Creating a simulation generally consists of 4 parts: - Creating the model configuration - Defining the demographics (and migration) - Building the campaign - Configuring your reports

Model Configuration#

Model configuration starts with the schema which is provided along with the model binary in a emod-disease module, e.g., emod-measles. The emod-api module, a dependency of emodpy, provides the functionality to go from schema to configuration. You will pass a config builder function to the emod_task.from_default2 function here in emodpy.

Demographics#

Model configuration almost always includes some kind of specification of the demographics you want to model, even if it’s just the number of people in your sim. You will do this in a demographics builder function which also gets passed to emod_task.from_default2. A working demographics configuration can be created from emod-api.demographics functionality, but most emodpy-disease modules have a demographics submodule with disease-specific capabilities.

Campaign#

After specifying the details of your disease and the people in your simulation, you’ll soon want to start adding interventions. This is done in a campaign builder function, often called build_camp, but can be named what you want. You will also pass this function to emod_task.from_default2(). Your campaign will be built up from calls to intervention-specific functions in your emodpy-disease.interventions submodule.
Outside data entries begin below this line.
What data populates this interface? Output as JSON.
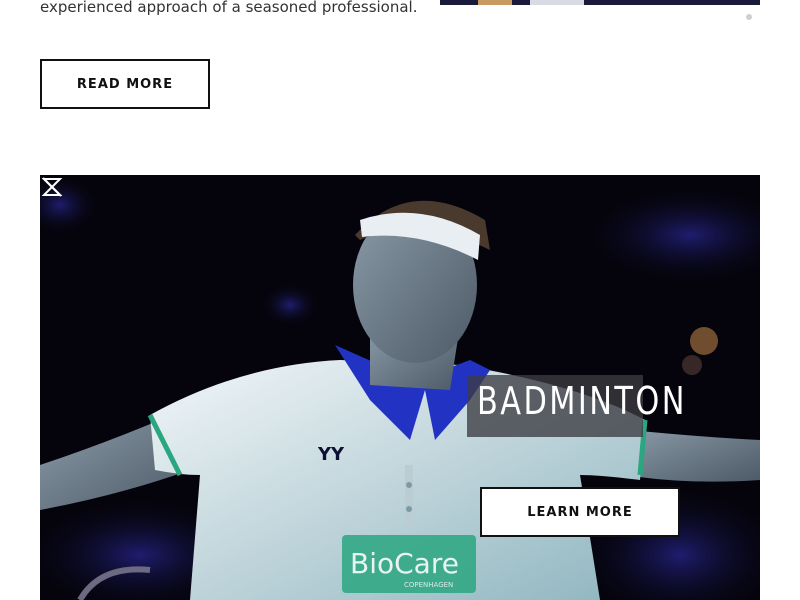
{
  "intro": {
    "text": "experienced approach of a seasoned professional."
  },
  "read_more": {
    "label": "READ MORE"
  },
  "hero": {
    "title": "BADMINTON",
    "shirt_brand": "BioCare",
    "shirt_brand_sub": "COPENHAGEN",
    "learn_more_label": "LEARN MORE",
    "logo_icon": "hummel-style-logo-icon"
  },
  "colors": {
    "hero_bg": "#05040c",
    "shirt": "#dfe8ec",
    "collar": "#2233c4",
    "accent_green": "#2aa680"
  }
}
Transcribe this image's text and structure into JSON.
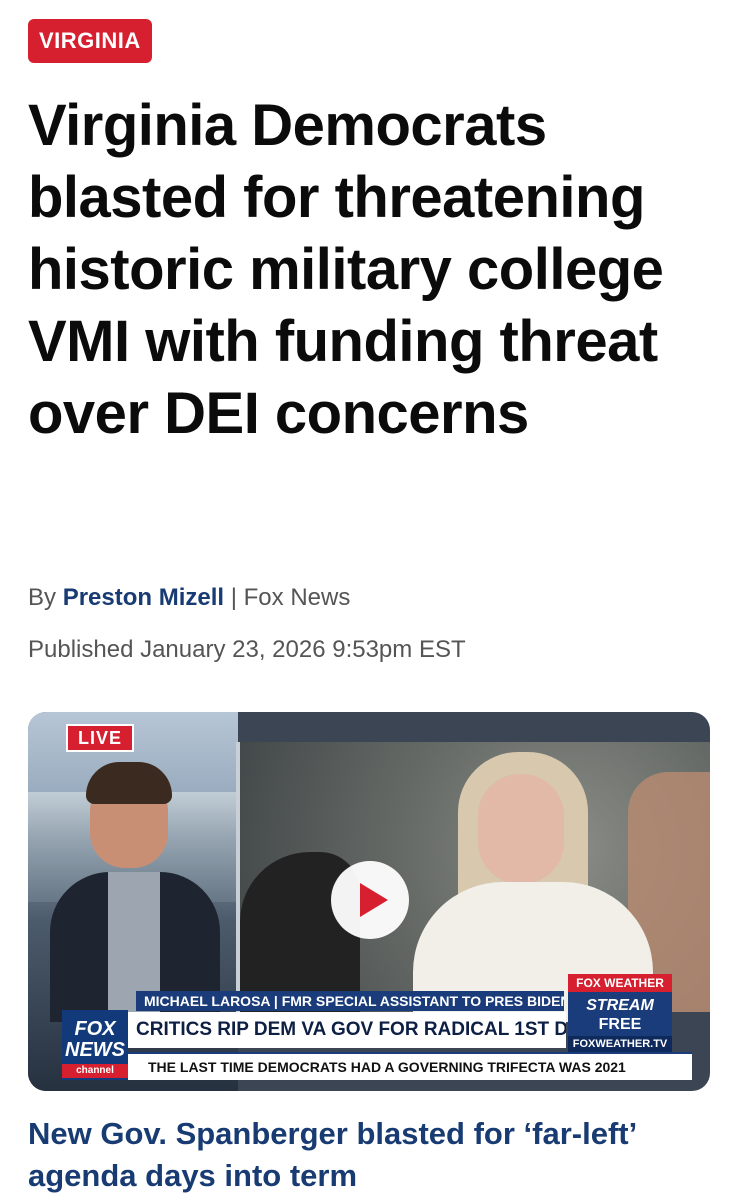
{
  "section_tag": "VIRGINIA",
  "headline": "Virginia Democrats blasted for threatening historic military college VMI with funding threat over DEI concerns",
  "byline": {
    "prefix": "By",
    "author": "Preston Mizell",
    "separator": "|",
    "outlet": "Fox News"
  },
  "published": "Published January 23, 2026 9:53pm EST",
  "video": {
    "live_label": "LIVE",
    "name_bar": "MICHAEL LAROSA | FMR SPECIAL ASSISTANT TO PRES BIDEN",
    "main_bar": "CRITICS RIP DEM VA GOV FOR RADICAL 1ST DAY AGENDA",
    "ticker": "THE LAST TIME DEMOCRATS HAD A GOVERNING TRIFECTA WAS 2021",
    "logo": {
      "line1": "FOX",
      "line2": "NEWS",
      "line3": "channel"
    },
    "weather": {
      "line1": "FOX WEATHER",
      "line2": "STREAM",
      "line3": "FREE",
      "line4": "FOXWEATHER.TV"
    },
    "play_icon": "play-icon"
  },
  "caption": "New Gov. Spanberger blasted for ‘far-left’ agenda days into term",
  "colors": {
    "tag_red": "#d6202f",
    "link_blue": "#173b72"
  }
}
Though emod-api.interventions has some very simple starter functionality, like the ability to seed an outbreak which is important.

A campaign will consist of scheduled campaign events and/or triggered campaign events.

A scheduled campaign event results in an intervention being distributed to people (or nodes) at a given time. And possibly repeated.

A triggered campaign event listens for triggers or signals and distributes an intervention to individuals at that time.

Triggered Campaigns#

Triggered campaigns are a very powerful and popular way to build campaigns in EMOD. This is very much like a publish-subscribe (pub-sub) architecture for those familiar with that, or the signals and slots design in Qt. There are two kinds of signals (sometimes called events or triggers) that are published (or broadcast): model signals and campaign signals. Model signals are built right into the code and occur on events like births, birthdays, deaths, new infections, etc. The exact list varies depending on the particular disease you are working with. For a complete list, see the documentation for your emodpy-disease.intervention submodule. Campaign signals are published based on your campaign setup. Some interventions have default signals, like perhaps ‘PositiveTestResult’, but users can use ad-hoc signals that are previously unknown to the model. Any published signal can then be listened to by another campaign event. So for example you can distribute a diagnostic which listens for a ‘NewInfection’ signal from the model, and publishes a ‘Tested_Positive_For_Pox’ signal in the case of a positive test (which is going to be very likely if it’s responding to NewInfection signals but let’s skip that for now). Then you can distribute a therapeutic intervention that listens for your ‘Tested_Positive_For_Pox’ signal. These would all be done with the TriggeredCampaignEvent function in emod-api.interventions.common.

Reports#

Once you have your disease model configured, your human demographics set up, your campaign details added, you’ll want to get some outputs using built-in or plugin reporters. Some disease models rely on single, catch-all report or output file, while other diseases have a veritable panoply of reporters. These are configured very much like the model itself, where the schema providers parameters with default values and you will set specific parameters. Some complex reports have helper functions in emodpy-disease submodules.